Upper esophageal sphincter (UES): The UES inlet is viewed, but images obtained do not allow complete visualization of the bolus passing through the pharyngeal-esophageal segment. UES function is not able to be directly assessed. If there is concern regarding UES dysfunction, other diagnostic exams (e.g., upper GI, esophagram, VFSS, manometry) may be recommended.
- 6.
Nasopharyngeal regurgitation: Instances of nasopharyngeal regurgitation are typically not able to be directly viewed given position of the endoscope during FEES. However, if there are concerns for nasopharyngeal regurgitation, the endoscopist may position the tip of the endoscope in the nasopharynx to determine presence or absence of post-swallow bolus residue.
- 7.
Compensatory strategies: Both direct and indirect compensatory strategies may be trialed based on the patient’s symptoms.
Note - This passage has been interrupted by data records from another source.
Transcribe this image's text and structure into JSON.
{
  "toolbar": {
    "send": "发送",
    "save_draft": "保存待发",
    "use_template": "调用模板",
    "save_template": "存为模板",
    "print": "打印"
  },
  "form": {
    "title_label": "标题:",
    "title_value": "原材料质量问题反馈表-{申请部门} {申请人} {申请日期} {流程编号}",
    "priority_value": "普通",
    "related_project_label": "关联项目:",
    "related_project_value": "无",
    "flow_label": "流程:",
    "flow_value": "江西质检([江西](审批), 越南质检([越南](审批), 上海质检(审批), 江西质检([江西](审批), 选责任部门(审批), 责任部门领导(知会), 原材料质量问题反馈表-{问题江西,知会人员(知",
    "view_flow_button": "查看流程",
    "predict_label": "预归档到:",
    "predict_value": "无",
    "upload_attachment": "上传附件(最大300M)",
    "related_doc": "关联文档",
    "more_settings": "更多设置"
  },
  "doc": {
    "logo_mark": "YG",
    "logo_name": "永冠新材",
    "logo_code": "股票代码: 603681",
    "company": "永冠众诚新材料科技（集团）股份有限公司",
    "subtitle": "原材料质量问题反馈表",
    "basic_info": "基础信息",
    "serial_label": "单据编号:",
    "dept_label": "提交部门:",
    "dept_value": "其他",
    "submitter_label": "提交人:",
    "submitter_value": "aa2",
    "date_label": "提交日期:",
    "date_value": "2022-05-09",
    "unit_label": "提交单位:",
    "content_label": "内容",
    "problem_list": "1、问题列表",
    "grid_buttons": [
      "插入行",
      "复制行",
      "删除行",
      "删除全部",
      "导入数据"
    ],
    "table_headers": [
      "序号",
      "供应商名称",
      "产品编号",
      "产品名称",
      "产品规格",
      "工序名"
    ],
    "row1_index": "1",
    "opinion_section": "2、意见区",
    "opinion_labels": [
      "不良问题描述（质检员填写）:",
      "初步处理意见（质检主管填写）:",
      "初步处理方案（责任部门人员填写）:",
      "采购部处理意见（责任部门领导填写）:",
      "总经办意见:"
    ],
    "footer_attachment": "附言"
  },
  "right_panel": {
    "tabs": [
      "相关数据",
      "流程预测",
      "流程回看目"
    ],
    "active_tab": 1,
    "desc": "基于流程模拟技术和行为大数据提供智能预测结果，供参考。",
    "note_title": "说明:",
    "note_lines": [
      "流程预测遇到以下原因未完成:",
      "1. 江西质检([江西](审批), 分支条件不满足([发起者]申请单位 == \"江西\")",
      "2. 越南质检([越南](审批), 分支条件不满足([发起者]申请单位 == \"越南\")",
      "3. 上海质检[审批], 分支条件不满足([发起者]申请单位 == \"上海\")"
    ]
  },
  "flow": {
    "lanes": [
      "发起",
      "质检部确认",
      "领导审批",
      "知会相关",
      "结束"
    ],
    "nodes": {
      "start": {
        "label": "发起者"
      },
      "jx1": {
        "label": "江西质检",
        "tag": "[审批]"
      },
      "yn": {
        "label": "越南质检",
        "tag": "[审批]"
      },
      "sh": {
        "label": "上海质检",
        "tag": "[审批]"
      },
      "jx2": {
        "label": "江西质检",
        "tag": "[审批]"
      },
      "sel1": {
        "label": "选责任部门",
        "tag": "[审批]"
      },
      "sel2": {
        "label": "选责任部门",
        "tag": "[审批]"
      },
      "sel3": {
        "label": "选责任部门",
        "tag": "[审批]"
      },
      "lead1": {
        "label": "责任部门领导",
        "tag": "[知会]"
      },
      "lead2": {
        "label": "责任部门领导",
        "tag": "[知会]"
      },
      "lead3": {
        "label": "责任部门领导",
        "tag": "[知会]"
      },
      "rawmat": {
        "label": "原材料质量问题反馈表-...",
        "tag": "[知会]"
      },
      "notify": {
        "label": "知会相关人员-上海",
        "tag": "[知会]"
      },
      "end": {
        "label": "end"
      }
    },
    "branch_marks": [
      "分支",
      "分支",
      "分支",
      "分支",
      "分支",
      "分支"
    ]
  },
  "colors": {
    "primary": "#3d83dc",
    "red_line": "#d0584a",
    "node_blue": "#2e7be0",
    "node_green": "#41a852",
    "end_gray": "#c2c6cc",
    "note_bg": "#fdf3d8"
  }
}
Indirect strategies include modifications to bolus size and bolus flow (change to nipple flow rate, sipper cup with or without valve in place, etc.), changes to the position of the patient, type of positional supports in place, or changes to viscosity of liquids presented [38]. Direct compensatory strategies may be used, but implementation of strategies is impacted by the age and/or developmental level of the pediatric patient. Trial of compensatory swallow strategies or swallow maneuvers is an ideal time to utilize FEES as a biofeedback tool, both to build patient awareness of dysphagia symptoms and also to visualize success of strategies trialed (Tables 18.4 and 18.5).